True to the patriarchal system, in both the church and entertainment industry scandals, the majority of victims were women and minors. In the church's crisis, of course, the bulk of victims were children, but there are also untold cases of priests' committing acts of sexual assault and impropriety with adult women.
Whether the crimes take place in Hollywood or the newsroom or the church, abusers who thrive within a patriarchal environment seem to fit a very similar psychological profile.
In her recent article, "The Power of Preying," Dr. Alexandra Katehakis explains why men target women in the workplace. She could just as well have been writing about sexually abusive priests.
"These men have ample opportunity to groom the innocent by garnering their trust and seducing them with false promises," she writes. "They bank on the likelihood that their victims' terror of exposure will keep them from exposing their perpetrator."
She also explains why, after being violated, so many victims remain silent:
When the predator finally strikes, the victim becomes disorientated — a trusted, admired other has violated her. Sexual acts happen swiftly, sending the victim into a haze of confusion or freezing her ability to move or to determine what's okay and what's not in that one moment.
Katehakis says that these acts are an "erotic form of hatred" that is born out of feelings of sexual inadequacy, of shame and of entitlement.
"For who else but a man who feels profoundly (if unconsciously) inadequate would find nonconsensual, non-connective acts arousing, and would indulge in them?" she asks.
Women's March participants outside of St. Patrick's Cathedral in New York City, Jan. 21, 2017. (Jamie Manson)
Katehakis believes that most male perpetrators suffered "grave verbal, emotional, or physical abuse as children."
She explains, "They have a shame-based personality that manifests itself in a shame-based sexuality. When a male in power 'acts out' his sexuality, it means just that: He is regulating his long-buried rage (generally at the offending gender) by acting it out in the mime language of sex."

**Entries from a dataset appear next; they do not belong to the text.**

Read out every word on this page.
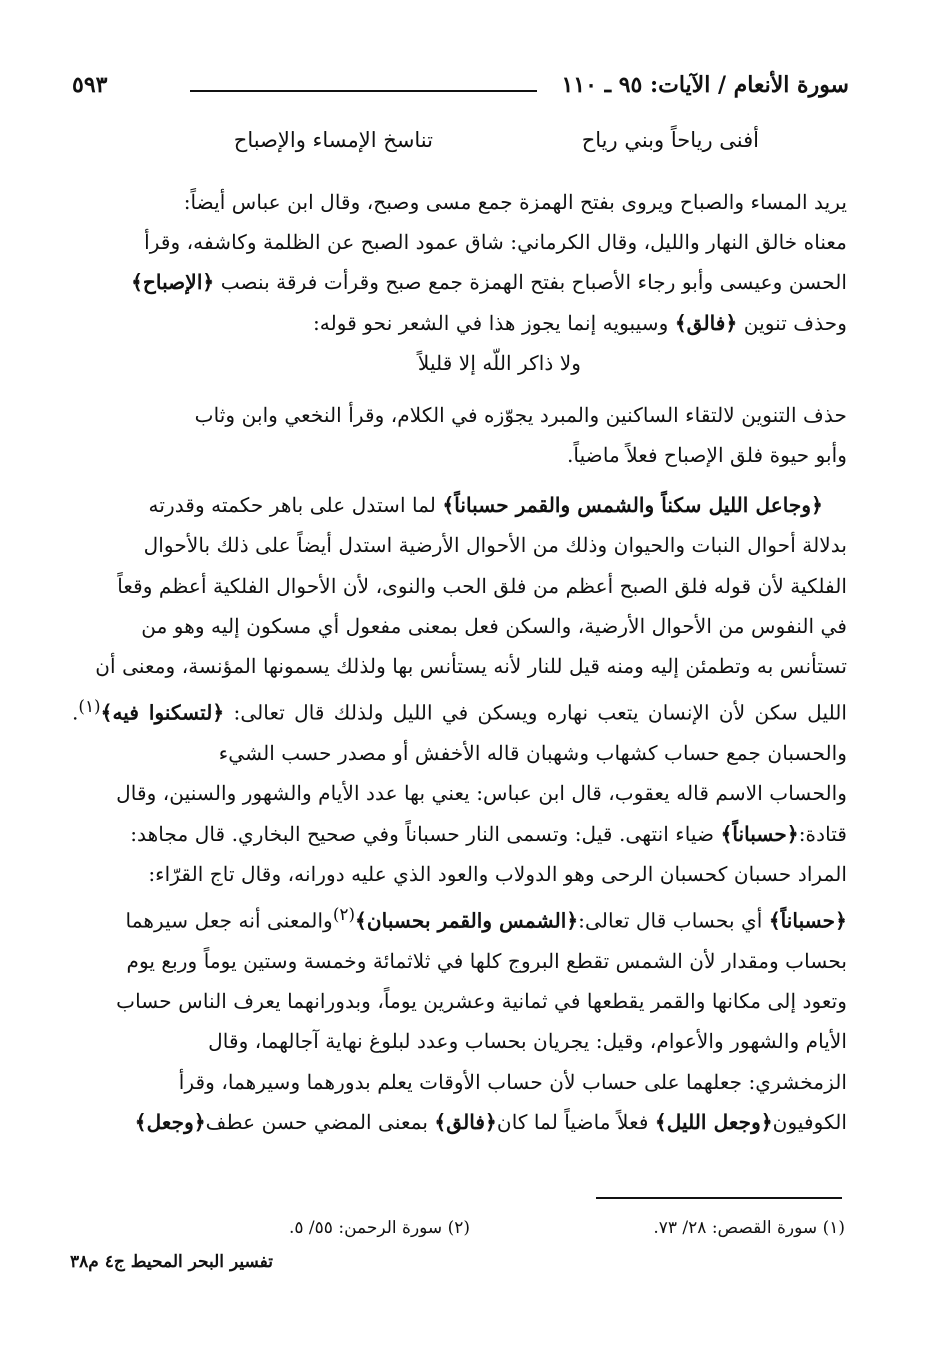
سورة الأنعام / الآيات: ٩٥ ـ ١١٠
٥٩٣
أفنى رياحاً وبني رياح
تناسخ الإمساء والإصباح

يريد المساء والصباح ويروى بفتح الهمزة جمع مسى وصبح، وقال ابن عباس أيضاً:
معناه خالق النهار والليل، وقال الكرماني: شاق عمود الصبح عن الظلمة وكاشفه، وقرأ
الحسن وعيسى وأبو رجاء الأصباح بفتح الهمزة جمع صبح وقرأت فرقة بنصب ﴿الإصباح﴾
وحذف تنوين ﴿فالق﴾ وسيبويه إنما يجوز هذا في الشعر نحو قوله:

ولا ذاكر اللّه إلا قليلاً

حذف التنوين لالتقاء الساكنين والمبرد يجوّزه في الكلام، وقرأ النخعي وابن وثاب
وأبو حيوة فلق الإصباح فعلاً ماضياً.

﴿وجاعل الليل سكناً والشمس والقمر حسباناً﴾ لما استدل على باهر حكمته وقدرته
بدلالة أحوال النبات والحيوان وذلك من الأحوال الأرضية استدل أيضاً على ذلك بالأحوال
الفلكية لأن قوله فلق الصبح أعظم من فلق الحب والنوى، لأن الأحوال الفلكية أعظم وقعاً
في النفوس من الأحوال الأرضية، والسكن فعل بمعنى مفعول أي مسكون إليه وهو من
تستأنس به وتطمئن إليه ومنه قيل للنار لأنه يستأنس بها ولذلك يسمونها المؤنسة، ومعنى أن
الليل سكن لأن الإنسان يتعب نهاره ويسكن في الليل ولذلك قال تعالى: ﴿لتسكنوا فيه﴾$^{(١)}$. والحسبان جمع حساب كشهاب وشهبان قاله الأخفش أو مصدر حسب الشيء
والحساب الاسم قاله يعقوب، قال ابن عباس: يعني بها عدد الأيام والشهور والسنين، وقال
قتادة:﴿حسباناً﴾ ضياء انتهى. قيل: وتسمى النار حسباناً وفي صحيح البخاري. قال مجاهد:
المراد حسبان كحسبان الرحى وهو الدولاب والعود الذي عليه دورانه، وقال تاج القرّاء:
﴿حسباناً﴾ أي بحساب قال تعالى:﴿الشمس والقمر بحسبان﴾$^{(٢)}$والمعنى أنه جعل سيرهما
بحساب ومقدار لأن الشمس تقطع البروج كلها في ثلاثمائة وخمسة وستين يوماً وربع يوم
وتعود إلى مكانها والقمر يقطعها في ثمانية وعشرين يوماً، وبدورانهما يعرف الناس حساب
الأيام والشهور والأعوام، وقيل: يجريان بحساب وعدد لبلوغ نهاية آجالهما، وقال
الزمخشري: جعلهما على حساب لأن حساب الأوقات يعلم بدورهما وسيرهما، وقرأ
الكوفيون﴿وجعل الليل﴾ فعلاً ماضياً لما كان﴿فالق﴾ بمعنى المضي حسن عطف﴿وجعل﴾

(١) سورة القصص: ٢٨/ ٧٣.
(٢) سورة الرحمن: ٥٥/ ٥.
تفسير البحر المحيط ج٤ م٣٨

Tragically, these damaged men find a haven in patriarchal systems where they have unparalleled access to women and children to act out their sexualized rage, often with little accountability. And, should a victim speak out, these predators can count on the protection of their fellow patriarchs.

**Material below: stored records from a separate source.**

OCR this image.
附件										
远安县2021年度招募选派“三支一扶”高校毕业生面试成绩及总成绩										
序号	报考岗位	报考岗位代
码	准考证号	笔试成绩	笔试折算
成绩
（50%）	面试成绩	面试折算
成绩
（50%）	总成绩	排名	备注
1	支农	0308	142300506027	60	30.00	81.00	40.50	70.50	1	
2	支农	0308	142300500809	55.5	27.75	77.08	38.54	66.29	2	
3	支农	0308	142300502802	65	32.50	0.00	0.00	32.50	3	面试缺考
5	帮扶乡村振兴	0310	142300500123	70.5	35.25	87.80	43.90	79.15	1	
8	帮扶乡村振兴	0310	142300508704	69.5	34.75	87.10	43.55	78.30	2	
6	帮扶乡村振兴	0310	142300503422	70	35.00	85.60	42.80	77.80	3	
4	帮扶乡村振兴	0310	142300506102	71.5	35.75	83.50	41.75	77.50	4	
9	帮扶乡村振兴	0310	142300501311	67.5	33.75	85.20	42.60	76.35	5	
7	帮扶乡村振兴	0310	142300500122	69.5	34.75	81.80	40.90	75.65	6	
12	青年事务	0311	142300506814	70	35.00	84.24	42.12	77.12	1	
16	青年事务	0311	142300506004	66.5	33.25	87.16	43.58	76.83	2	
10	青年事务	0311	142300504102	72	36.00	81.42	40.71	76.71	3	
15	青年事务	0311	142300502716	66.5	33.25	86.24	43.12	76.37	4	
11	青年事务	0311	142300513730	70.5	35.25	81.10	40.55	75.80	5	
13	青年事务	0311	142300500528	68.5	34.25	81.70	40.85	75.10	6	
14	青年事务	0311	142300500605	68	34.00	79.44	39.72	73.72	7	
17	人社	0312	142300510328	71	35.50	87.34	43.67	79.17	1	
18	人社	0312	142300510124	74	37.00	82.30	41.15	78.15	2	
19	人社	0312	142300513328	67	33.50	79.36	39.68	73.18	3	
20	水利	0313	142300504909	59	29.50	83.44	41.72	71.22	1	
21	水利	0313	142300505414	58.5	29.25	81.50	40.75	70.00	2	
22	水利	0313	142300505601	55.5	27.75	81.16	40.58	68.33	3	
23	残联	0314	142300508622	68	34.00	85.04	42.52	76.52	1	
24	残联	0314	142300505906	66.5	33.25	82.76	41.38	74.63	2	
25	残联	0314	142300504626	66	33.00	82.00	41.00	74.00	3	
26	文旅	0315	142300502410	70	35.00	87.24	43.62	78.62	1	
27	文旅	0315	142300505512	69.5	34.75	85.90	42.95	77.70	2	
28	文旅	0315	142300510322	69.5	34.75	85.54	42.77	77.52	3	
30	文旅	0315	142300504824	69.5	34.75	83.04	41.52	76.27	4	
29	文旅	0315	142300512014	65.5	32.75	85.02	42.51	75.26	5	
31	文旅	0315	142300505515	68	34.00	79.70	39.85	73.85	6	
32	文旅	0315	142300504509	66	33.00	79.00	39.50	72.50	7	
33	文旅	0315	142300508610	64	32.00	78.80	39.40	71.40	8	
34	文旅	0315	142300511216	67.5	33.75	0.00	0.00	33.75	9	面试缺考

Given how much sex abuse is fueled by shame, it is no wonder that it was rampant inside the Catholic Church, where sexual morality, from the time of Augustine, is founded on the notion that sexual desire is sinful and irredeemable.

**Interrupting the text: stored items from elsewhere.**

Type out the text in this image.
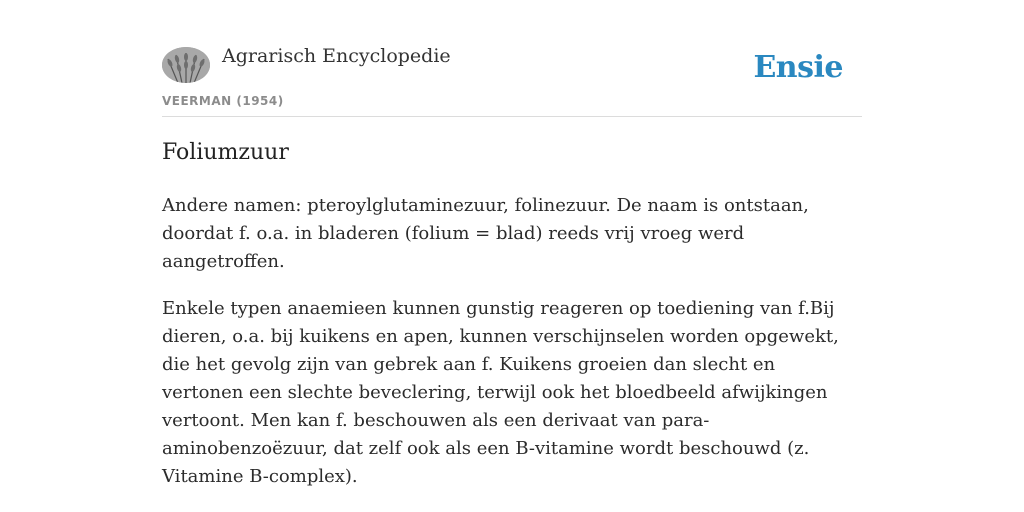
Agrarisch Encyclopedie
VEERMAN (1954)
Ensie
Foliumzuur

Andere namen: pteroylglutaminezuur, folinezuur. De naam is ontstaan, doordat f. o.a. in bladeren (folium = blad) reeds vrij vroeg werd aangetroffen.

Enkele typen anaemieen kunnen gunstig reageren op toediening van f.Bij dieren, o.a. bij kuikens en apen, kunnen verschijnselen worden opgewekt, die het gevolg zijn van gebrek aan f. Kuikens groeien dan slecht en vertonen een slechte beveclering, terwijl ook het bloedbeeld afwijkingen vertoont. Men kan f. beschouwen als een derivaat van para-aminobenzoëzuur, dat zelf ook als een B-vitamine wordt beschouwd (z. Vitamine B-complex).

Many people hope that the "#MeToo" cultural moment will give rise to a reckoning in which women, at long last, will experience respect and justice in the workplace as well as the opportunity to gain better positions and leadership based solely on their talents.
But there is also a #ChurchToo movement that has arisen in conjunction with #MeToo, in which victims of sexual abuse, particularly from Catholic and evangelical backgrounds, are speaking out. As their stories testify, it's a much steeper climb towards justice in Christian patriarchal traditions where, as one blogger has described it, "the husband leads, the wife submits, and the children obey."
If we think Hollywood is tough, try reckoning with Catholic and evangelical theologies that insist that God has ordered the universe so that men are always destined to be the leaders and authorities.
The church is so entrenched in its patriarchal ways, there should be little wonder that initiatives like Pope Francis's papal commission on clergy sex abuse failed to enact any real reforms and, instead, eliminated abuse survivors from participation.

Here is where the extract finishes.